While turnout surpassed 2016 levels in some GOP-leaning counties by Tuesday afternoon, many counties that Biden is favored to win also saw record turnout. In Florida, for example, the Democratic stronghold of Broward County reached nearly 75 percent turnout by 5 p.m., up three percent from overall turnout levels in 2016. Youth turnout has also surged in the weeks leading up to Election Day, providing a likely edge to the Biden campaign given the demographic’s liberal skew.

The Trump campaign call came hours after President Donald Trump visited his reelection headquarters in the Washington suburbs for a brief pep talk ahead of what could be a long night without a decisive winner. Senior campaign adviser Jason Miller said the president, who did not have concession or victory speeches written as of Tuesday morning, has seen “spectacular” turnout in battleground Florida among Cuban Americans, Venezuelan Americans and Colombian Americans, and expects a significant share of the Black voter in Georgia.

Part of the campaign’s confidence appeared to come from a Biden campaign call Tuesday morning where the Democratic nominee’s campaign manager, Jen O’Malley Dillon, discussed alternative paths to victory should former Vice President Joe Biden fail to clinch Florida and Pennsylvania, which offer a combined 49 electoral votes.
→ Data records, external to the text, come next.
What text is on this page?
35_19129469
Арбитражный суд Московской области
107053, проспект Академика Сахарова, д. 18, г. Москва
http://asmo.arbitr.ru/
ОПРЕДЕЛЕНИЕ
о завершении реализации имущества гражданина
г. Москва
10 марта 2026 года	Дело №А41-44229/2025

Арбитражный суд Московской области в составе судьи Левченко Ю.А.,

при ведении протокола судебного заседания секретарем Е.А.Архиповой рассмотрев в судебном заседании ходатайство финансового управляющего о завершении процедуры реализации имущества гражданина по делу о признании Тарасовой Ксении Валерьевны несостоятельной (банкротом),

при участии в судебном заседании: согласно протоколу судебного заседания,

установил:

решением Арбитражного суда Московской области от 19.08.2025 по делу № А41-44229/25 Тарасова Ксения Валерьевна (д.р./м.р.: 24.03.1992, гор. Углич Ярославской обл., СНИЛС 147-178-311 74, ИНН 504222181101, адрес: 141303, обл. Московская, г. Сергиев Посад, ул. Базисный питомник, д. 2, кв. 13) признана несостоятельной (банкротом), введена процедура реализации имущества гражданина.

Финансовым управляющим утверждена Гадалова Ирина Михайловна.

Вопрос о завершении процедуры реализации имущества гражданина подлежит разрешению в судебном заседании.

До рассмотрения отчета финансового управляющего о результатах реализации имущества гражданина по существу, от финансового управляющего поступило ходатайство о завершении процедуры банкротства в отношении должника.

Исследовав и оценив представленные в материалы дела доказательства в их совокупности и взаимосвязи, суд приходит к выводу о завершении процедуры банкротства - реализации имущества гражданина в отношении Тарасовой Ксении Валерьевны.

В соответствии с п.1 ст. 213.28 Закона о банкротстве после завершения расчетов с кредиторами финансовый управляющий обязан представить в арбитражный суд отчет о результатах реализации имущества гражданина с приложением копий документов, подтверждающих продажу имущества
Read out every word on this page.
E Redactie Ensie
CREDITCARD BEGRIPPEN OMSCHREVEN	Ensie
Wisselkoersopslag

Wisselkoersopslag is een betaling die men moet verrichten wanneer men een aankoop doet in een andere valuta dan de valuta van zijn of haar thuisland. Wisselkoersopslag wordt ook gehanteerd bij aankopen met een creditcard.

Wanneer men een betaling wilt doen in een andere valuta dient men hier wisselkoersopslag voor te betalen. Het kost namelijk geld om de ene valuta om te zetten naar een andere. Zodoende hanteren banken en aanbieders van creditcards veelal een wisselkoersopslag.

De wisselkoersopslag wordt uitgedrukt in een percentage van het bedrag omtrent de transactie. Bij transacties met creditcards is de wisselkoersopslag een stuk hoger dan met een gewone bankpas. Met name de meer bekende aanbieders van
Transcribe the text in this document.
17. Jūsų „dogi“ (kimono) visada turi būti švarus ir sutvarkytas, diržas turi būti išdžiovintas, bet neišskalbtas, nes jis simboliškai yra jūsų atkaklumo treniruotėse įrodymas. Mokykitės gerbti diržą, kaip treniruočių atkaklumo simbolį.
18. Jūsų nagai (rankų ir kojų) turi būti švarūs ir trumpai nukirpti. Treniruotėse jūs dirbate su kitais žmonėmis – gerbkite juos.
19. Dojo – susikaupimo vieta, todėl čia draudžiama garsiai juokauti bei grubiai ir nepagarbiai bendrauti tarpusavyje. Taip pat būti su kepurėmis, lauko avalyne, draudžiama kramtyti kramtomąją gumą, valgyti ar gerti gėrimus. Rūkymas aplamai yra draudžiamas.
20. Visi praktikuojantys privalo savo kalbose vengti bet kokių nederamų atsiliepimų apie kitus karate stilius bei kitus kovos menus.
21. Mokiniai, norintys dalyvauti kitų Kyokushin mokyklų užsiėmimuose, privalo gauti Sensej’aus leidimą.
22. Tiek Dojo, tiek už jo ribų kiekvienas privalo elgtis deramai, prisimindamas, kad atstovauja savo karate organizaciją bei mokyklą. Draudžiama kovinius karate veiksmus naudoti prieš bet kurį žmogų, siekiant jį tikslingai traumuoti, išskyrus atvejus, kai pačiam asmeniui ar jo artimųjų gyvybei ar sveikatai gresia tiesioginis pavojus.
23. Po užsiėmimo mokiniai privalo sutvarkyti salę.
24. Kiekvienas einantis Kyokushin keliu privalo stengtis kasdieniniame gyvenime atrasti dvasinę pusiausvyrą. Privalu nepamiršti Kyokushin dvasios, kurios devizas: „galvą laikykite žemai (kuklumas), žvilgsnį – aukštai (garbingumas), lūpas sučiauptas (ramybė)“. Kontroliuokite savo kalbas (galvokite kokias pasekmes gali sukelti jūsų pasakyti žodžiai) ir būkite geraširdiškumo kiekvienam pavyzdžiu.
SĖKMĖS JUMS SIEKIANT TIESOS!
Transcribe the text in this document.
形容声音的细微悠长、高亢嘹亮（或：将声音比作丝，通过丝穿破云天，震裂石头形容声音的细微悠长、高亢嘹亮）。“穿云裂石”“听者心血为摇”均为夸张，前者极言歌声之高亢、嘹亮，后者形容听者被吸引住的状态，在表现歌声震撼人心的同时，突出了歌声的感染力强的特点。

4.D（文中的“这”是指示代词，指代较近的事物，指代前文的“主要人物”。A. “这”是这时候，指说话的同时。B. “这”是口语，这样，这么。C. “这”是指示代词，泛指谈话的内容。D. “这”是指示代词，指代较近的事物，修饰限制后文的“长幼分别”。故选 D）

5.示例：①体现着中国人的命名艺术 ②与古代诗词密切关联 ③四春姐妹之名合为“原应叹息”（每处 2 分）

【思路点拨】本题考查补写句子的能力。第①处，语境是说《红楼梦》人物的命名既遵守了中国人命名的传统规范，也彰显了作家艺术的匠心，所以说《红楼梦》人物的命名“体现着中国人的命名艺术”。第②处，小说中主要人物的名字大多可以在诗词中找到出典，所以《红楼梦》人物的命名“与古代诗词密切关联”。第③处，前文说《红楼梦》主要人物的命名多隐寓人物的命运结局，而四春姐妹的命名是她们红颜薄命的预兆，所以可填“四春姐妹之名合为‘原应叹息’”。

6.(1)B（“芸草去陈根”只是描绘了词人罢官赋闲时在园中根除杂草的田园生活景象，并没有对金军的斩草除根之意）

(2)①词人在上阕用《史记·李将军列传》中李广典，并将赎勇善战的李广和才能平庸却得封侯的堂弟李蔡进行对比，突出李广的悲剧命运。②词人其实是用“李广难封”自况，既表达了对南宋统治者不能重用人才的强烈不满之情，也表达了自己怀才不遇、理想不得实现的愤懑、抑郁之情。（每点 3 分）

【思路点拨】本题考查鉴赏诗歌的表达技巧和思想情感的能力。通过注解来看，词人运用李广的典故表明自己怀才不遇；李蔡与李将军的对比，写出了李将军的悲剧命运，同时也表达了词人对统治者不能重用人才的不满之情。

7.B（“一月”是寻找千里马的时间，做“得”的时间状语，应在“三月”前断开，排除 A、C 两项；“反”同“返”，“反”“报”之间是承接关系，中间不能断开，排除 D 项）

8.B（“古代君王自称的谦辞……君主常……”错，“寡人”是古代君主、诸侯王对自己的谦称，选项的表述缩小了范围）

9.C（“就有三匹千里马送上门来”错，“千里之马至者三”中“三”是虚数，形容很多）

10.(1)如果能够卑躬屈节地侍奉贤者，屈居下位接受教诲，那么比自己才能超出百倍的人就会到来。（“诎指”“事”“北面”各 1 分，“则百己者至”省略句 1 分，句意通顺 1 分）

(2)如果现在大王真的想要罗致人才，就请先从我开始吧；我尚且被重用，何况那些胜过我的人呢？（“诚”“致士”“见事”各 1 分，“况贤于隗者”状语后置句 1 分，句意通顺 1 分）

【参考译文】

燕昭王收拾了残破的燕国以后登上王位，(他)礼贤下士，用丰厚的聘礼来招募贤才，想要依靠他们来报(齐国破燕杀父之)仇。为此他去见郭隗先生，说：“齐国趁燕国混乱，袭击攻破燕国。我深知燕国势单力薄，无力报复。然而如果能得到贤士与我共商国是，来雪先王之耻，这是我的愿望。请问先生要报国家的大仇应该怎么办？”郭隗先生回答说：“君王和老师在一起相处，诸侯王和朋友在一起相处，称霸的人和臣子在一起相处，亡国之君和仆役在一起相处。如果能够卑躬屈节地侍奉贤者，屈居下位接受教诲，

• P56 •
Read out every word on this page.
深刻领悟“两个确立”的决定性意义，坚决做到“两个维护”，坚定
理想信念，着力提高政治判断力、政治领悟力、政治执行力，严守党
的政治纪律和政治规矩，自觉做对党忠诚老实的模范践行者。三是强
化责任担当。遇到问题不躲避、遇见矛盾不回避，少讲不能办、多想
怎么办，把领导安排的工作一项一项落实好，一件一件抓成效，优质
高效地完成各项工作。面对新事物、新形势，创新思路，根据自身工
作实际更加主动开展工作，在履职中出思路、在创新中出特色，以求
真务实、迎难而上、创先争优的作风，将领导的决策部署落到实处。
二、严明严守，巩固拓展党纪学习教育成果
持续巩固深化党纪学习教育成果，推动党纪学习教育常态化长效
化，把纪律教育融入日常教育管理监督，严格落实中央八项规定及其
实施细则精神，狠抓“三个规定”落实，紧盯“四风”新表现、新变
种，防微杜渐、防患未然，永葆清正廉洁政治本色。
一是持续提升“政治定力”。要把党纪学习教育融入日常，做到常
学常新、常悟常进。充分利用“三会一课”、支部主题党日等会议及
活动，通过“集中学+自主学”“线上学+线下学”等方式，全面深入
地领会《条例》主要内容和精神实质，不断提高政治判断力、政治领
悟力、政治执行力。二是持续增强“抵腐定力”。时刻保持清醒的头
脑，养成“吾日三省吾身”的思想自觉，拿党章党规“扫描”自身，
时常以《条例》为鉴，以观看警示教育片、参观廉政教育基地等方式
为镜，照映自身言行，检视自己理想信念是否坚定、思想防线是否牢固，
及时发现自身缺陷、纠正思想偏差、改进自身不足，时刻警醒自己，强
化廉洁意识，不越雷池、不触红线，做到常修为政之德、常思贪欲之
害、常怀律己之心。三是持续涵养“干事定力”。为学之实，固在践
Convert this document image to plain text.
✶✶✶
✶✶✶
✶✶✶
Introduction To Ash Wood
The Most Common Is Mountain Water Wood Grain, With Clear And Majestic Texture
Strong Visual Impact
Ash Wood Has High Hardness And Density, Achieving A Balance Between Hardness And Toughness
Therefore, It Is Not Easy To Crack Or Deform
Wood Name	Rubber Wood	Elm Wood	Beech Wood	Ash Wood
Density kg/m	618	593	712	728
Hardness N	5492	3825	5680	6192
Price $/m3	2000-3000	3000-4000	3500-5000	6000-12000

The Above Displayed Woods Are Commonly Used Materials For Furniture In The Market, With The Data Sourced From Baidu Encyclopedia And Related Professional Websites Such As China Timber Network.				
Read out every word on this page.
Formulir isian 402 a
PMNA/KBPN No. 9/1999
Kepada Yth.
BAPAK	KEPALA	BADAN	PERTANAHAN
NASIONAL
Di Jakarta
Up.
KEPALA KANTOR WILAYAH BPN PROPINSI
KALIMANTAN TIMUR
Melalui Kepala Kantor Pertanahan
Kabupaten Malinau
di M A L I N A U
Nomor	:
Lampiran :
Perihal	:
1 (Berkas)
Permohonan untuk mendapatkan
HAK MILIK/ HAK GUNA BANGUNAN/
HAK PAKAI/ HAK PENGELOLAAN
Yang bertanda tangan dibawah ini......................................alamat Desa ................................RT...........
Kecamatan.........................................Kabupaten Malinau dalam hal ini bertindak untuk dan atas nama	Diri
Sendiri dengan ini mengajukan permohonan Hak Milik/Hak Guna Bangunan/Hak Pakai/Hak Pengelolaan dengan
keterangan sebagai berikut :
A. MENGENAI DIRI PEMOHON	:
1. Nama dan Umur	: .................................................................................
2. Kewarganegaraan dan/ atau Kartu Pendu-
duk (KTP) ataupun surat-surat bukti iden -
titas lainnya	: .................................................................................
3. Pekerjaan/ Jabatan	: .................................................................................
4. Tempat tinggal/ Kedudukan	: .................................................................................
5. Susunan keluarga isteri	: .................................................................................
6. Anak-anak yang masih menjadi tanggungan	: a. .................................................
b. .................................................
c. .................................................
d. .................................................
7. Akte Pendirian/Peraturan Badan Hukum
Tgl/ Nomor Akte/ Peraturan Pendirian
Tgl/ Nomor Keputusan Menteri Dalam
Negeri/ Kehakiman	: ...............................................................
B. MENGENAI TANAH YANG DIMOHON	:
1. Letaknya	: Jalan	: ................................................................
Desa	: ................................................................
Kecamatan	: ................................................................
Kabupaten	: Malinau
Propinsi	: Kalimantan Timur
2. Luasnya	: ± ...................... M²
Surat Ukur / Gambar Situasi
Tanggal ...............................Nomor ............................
“We believe this to be a tight race,” Stepien said. “It’s going to come down to turnout and we believe we are better positioned in that campaign. We are executing the plan we have been building the last four years.”

“Conversely,” he continued, “you see the Biden campaign staging emergency trips to Philadelphia, emergency trips to Detroit. They are alarmed. They are doing their best to turnout voters that don’t exist. The voters they’re trying to turnout were scared into staying home on Election Day.”

The president also spent the lead-up to Election Day barnstorming states his campaign previously said he would win with ease, including Iowa and Ohio, and states that have traditionally backed Republican candidates in modern presidential elections. On Sunday, Trump rallied thousands of his supporters in Georgia, a state no Democrat has carried since President Bill Clinton in 1992.

Should Florida and Pennsylvania, a state where the final tabulations are not expected Tuesday night, land in Trump’s column, Miller predicted the president would secure a second term with ease.

“You’re not going to magically be bad in Pennsylvania and Florida, but then way over-perform in Arizona and North Carolina and sweep the upper Midwest,” Miller said.